Kommentar zum Olympia-Entscheid Der Schweiz werden die Schwächen schonungslos aufgezeigt
Das IOK bescheidet dem Schweizer Projekt für Winterspiele 2030 Potenzial, kritisiert aber fehlende Unterstützung von Bevölkerung und Politik. Nun geht es um die Austragung 2038.
Noch am Freitag hatte Urs Lehmann, der Präsident von Swiss-Ski und Hauptinitiant von Olympischen Winterspielen in der Schweiz, Tränen in den Augen. Einstimmig stand das Sportparlament hinter dem vorgelegten Projekt 203x. Und Lehmann glaubte dem IOK, das wiederholt betont hatte, es wolle künftig während der Bewerbungsphase keine Verlierer mehr produzieren.
Nicht einmal eine Woche später sind Swiss Olympic und die Schweiz aber genau das: die Verlierer – auch wenn sich niemand so bezeichnet. Das Exekutivkomitee des IOK hat in Paris entschieden, das letzte Stück des Weges zur Wahl für die Winterspiele 2030 einzig mit Frankreich zu gehen. Vom Potenzial des Schweizer Projekts zeigte es sich überzeugt und lud Swiss Olympic zum «privilegierten Dialog» für die Spiele 2038 ein – wenn die Hausaufgaben gemacht würden.
Die Kritik: Sportstätten verstreut über das ganze Land, ohne olympische Dörfer kein olympischer Geist, zu wenig Unterstützung aus der Bevölkerung – und vor allem aus der Politik. Bis 2027 hat Swiss Olympic nun Zeit, seine Vision zu überarbeiten.
Das IOK scheint den Weg des geringsten Widerstands gegangen zu sein.
Der Entscheid des IOK hat etwas Irritierendes. Obwohl im nächsten Jahr die Sommerspiele in Paris stattfinden, sollen nur sechs Jahre später im selben Land Winterspiele zur Austragung gelangen. Mit den Schneesportarten in den französischen Alpen und den Eis-Disziplinen am Mittelmeer um Nizza. Eine solche Abfolge wäre in den vergangenen Jahrzehnten nicht möglich gewesen, die Maxime war, die Spiele zwischen den Kontinenten rotieren zu lassen. Nun scheint das IOK den Weg des geringsten Widerstands gegangen zu sein. Und: Mit der Agenda 2020+5 verschafft sich das IOK mehr Freiheit, nachdem es zuletzt an Interessenten für den Mega-Event gemangelt hat.

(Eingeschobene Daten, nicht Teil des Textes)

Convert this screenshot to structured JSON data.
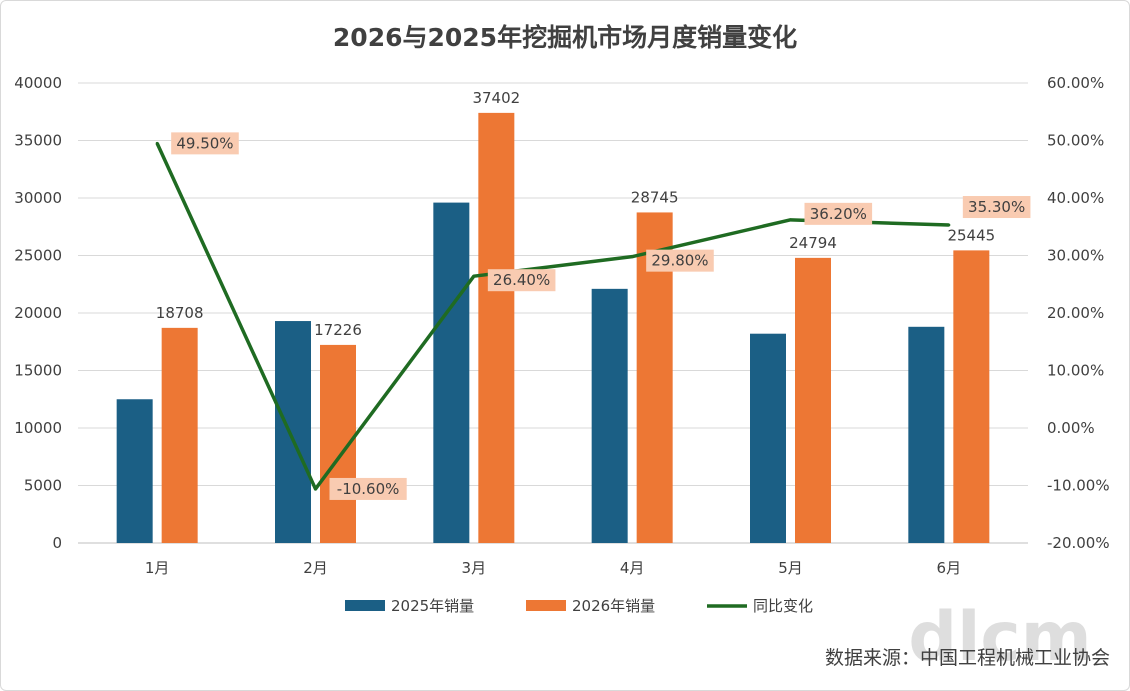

Vor einem Jahr noch stand Präsident Thomas Bach für die Winterspiele 2030 mit leeren Händen da – die Zeit drängte, Bewerber waren keine in Aussicht. Schuld daran hatte auch das hemmungslose Bauen von später ungenutzten Sportstätten in Russland, China und auch Südkorea. Defizite in Milliardenhöhe, die auf Steuerzahlende abgewälzt wurden, schreckten ab. Wer wollte sich da noch die Finger verbrennen?
In der Schweiz sind Referenden möglich – ein grosses Risiko für das IOK.
Dass Gespräche in der Not mit Swiss Olympic dann in kurzer Zeit zu einem relativ konkreten Projekt führten, war Bachs Glück. Die Schweizer signalisierten, in den kommenden Jahren ohnehin bis zu zehn Welt- und Europameisterschaften in Wintersportarten durchzuführen, deshalb über Erfahrung und Potenzial zu verfügen. Sie signalisierten, mit dezentralen Spielen einen neuen Weg gehen zu wollen, dass man das erste «Host-Country», das erste Land, das Spiele durchführt, sein könne. Dazu scheint das IOK noch nicht bereit. Wenngleich nun die Spiele in Frankreich um einiges dezentraler wirken.
Dass es die Schweiz nicht in die letzte Runde schaffte und sich nun in einem «privileged dialogue» wiederfindet, zeigt einerseits die Unberechenbarkeit des IOK, das sich nicht verpflichtet fühlte, dem ersten Interessenten den Weg zu ebnen. Es zeigt aber auch die Schwäche, mit der die Schweiz angetreten ist: Im Gegensatz zu Frankreich, wo sich Präsident Macron schnell mit seiner finanziellen Garantie hinter das Vorhaben stellte, sind in der Schweiz Referenden möglich. Für das IOK sind sie ein grosses Risiko. Für die Bevölkerung in unserem Land aber ein absolutes Must.